In light of Veteran’s Day and my encounters with Luis, Tuesday and their story, I spent a bit of time researching and learning about animal assistance programs for veterans. The U.S. Department of Veterans Affairs will pay for guide dogs for blind veterans, hearing dogs for the hearing impaired, and assistance dogs for veterans with other physical disabilities. However, the agency ruled in September that it would not pay for service dogs for veterans suffering from PTSD (Post Traumatic Stress Disorder) – see link: http://usnews.nbcnews.com/_news/2012/09/06/13708645-va-wont-cover-costs-of-service-dogs-assigned-for-ptsd-treatment. Yet, it will provide (and prescribe) nearly any type of pharmaceutical drug for treating mental and emotional distress.
Scientific studies show people with pets are less prone to depression, are more active physically, and have lower blood pressure and cholesterol. Dogs, cats and other animals trained as therapy pets visit nursing homes and hospitals and help lessen anxiety among those with whom they spend time. Emotional support animals (ESA) are used with people who have an emotional disability, and can be prescribed by a licensed mental health provider (learn more at the National Service Animal Registry website: http://www.nsarco.com/emotionalsupportanimals.html).
Our wounded warriors can use such assistance. The Pentagon reported earlier this year that suicide among American active-duty military personnel rose to an average of one per day. Additionally, according to the Army Times in 2010, about 18 veterans each day committed suicide. It’s estimated that 30 to 40 percent of veterans suffer from PTSD. These are startling, and scary, statistics.
Montalvan suffers from PTSD as well as remnants from traumatic physical injuries to his brain and vertebrae from an incident in Iraq. He also experienced nightmares, sleeplessness, hypervigilance, and isolation, common threads in PTSD.
Although his condition improved after being partnered with Tuesday, his service dog, Montalvan will never be completely healed, either physically or emotionally. He relies on Tuesday to get through his days and his nights. Tuesday is trained to respond to Luis’ needs, the physical and the emotional. Tuesday provides Luis balance, steadying him on the bumpy, concrete sidewalks and helping him navigate stairs (Luis walks with a cane). Tuesday provides Luis balance emotionally as well, navigating the signals of anxiety as they walk through towns and travel on subways or airplanes.

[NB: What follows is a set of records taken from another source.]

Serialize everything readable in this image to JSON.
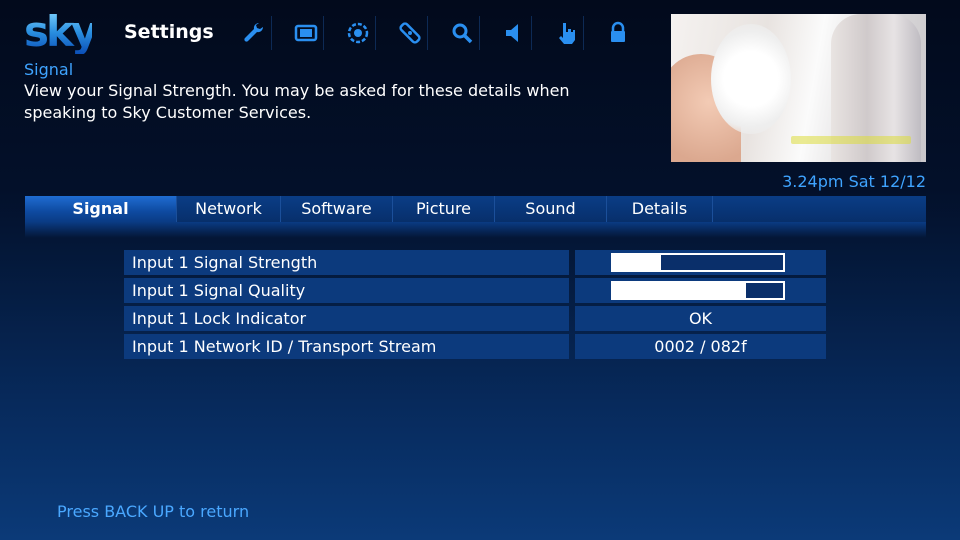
{
  "header": {
    "logo": "sky",
    "title": "Settings",
    "toolbar_icons": [
      "wrench-icon",
      "screen-icon",
      "settings-circle-icon",
      "remote-icon",
      "search-icon",
      "speaker-icon",
      "hand-pointer-icon",
      "lock-icon"
    ]
  },
  "section": {
    "title": "Signal",
    "description": "View your Signal Strength. You may be asked for these details when speaking to Sky Customer Services."
  },
  "clock": "3.24pm Sat 12/12",
  "tabs": [
    {
      "label": "Signal",
      "active": true
    },
    {
      "label": "Network",
      "active": false
    },
    {
      "label": "Software",
      "active": false
    },
    {
      "label": "Picture",
      "active": false
    },
    {
      "label": "Sound",
      "active": false
    },
    {
      "label": "Details",
      "active": false
    }
  ],
  "rows": [
    {
      "label": "Input 1 Signal Strength",
      "level": 0.28
    },
    {
      "label": "Input 1 Signal Quality",
      "level": 0.78
    },
    {
      "label": "Input 1 Lock Indicator",
      "value": "OK"
    },
    {
      "label": "Input 1 Network ID / Transport Stream",
      "value": "0002 / 082f"
    }
  ],
  "footer": "Press BACK UP to return",
  "colors": {
    "accent_text": "#3fa4ff",
    "tab_active": "#1f6cd2",
    "row_bg": "#0c3a7d"
  }
}
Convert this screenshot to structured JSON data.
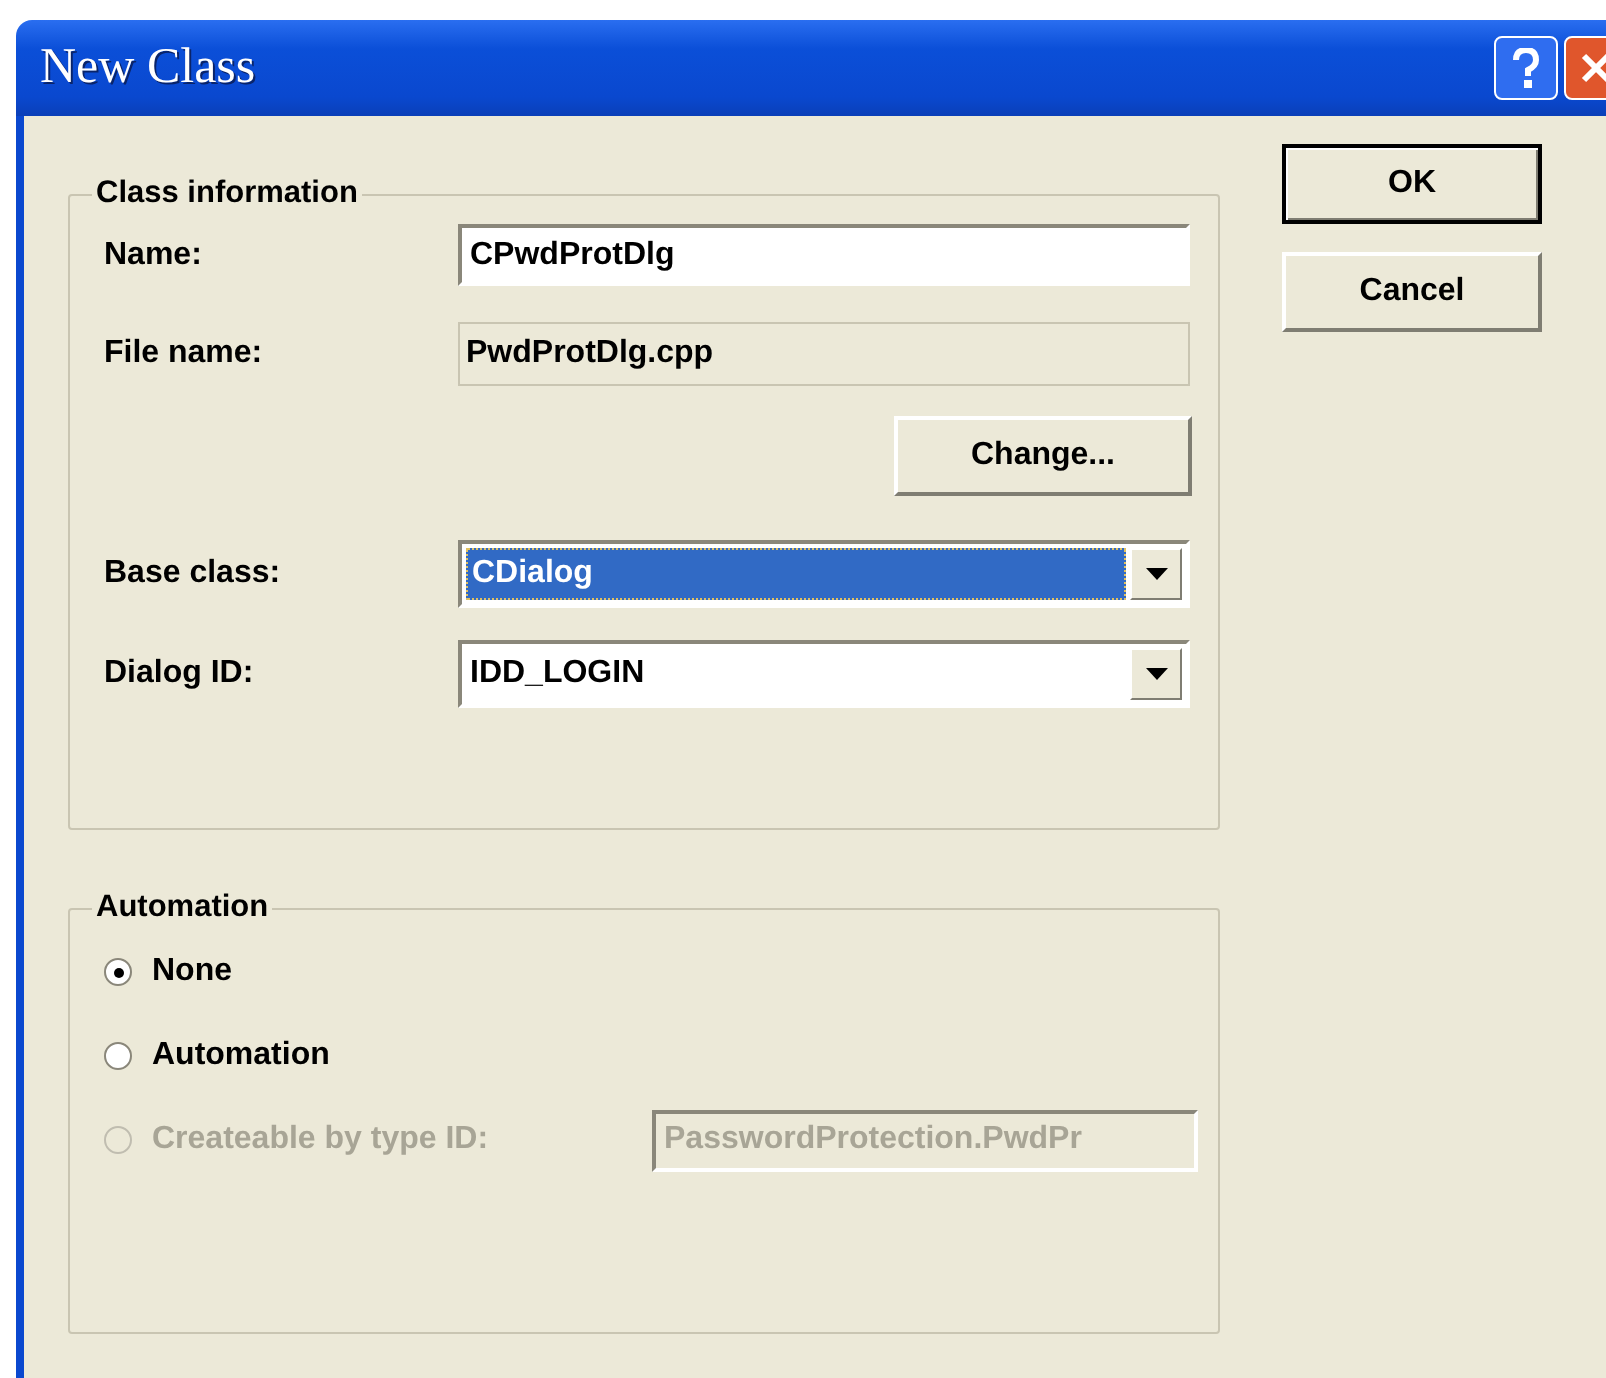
{
  "window": {
    "title": "New Class"
  },
  "class_information": {
    "title": "Class information",
    "name": {
      "label": "Name:",
      "value": "CPwdProtDlg"
    },
    "file_name": {
      "label": "File name:",
      "value": "PwdProtDlg.cpp"
    },
    "change_button": "Change...",
    "base_class": {
      "label": "Base class:",
      "value": "CDialog",
      "selected": true
    },
    "dialog_id": {
      "label": "Dialog ID:",
      "value": "IDD_LOGIN",
      "selected": false
    }
  },
  "automation": {
    "title": "Automation",
    "options": [
      {
        "label": "None",
        "selected": true,
        "disabled": false
      },
      {
        "label": "Automation",
        "selected": false,
        "disabled": false
      },
      {
        "label": "Createable by type ID:",
        "selected": false,
        "disabled": true
      }
    ],
    "type_id": {
      "value": "PasswordProtection.PwdPr",
      "disabled": true
    }
  },
  "buttons": [
    "OK",
    "Cancel"
  ]
}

Luis admits in his book, “I don’t look exactly like a typical disabled person with a service dog.” And for that, he, and numerous others, have been and are discriminated against. Service animals who are trained to perform tasks to help disabled people wear a vest, often with the words “service animal” or “working animal” on them; there are laws which allow such animals into places where most typical “pets” are not: restaurants and other public buildings, airplanes and public transportation, housing. However, Luis recounts numerous times the discrimination he encountered.
Although Emotional Service Animals are not always allowed in the same places as certified assistance animals, there are federally protected rights for these animals and their human partners, including flying on an airline not being allowed into “no pet policy” housing.
I am grateful those who need such physical or emotional service can and do receive that. Numerous others do not. May this Veteran’s Day be the eye-opener we need to recognize and honor those service men and women who have lost limbs, experienced traumatic brain injury and PTSD, or perhaps even suffer silently yet can greatly benefit from the devotion and care a service animal provides. Our wounded warriors deserve whatever medical treatment suits them best… and sometimes that’s lick in the face or a paw on the knee from a four-footed creature that adores (and sacrifices) for them.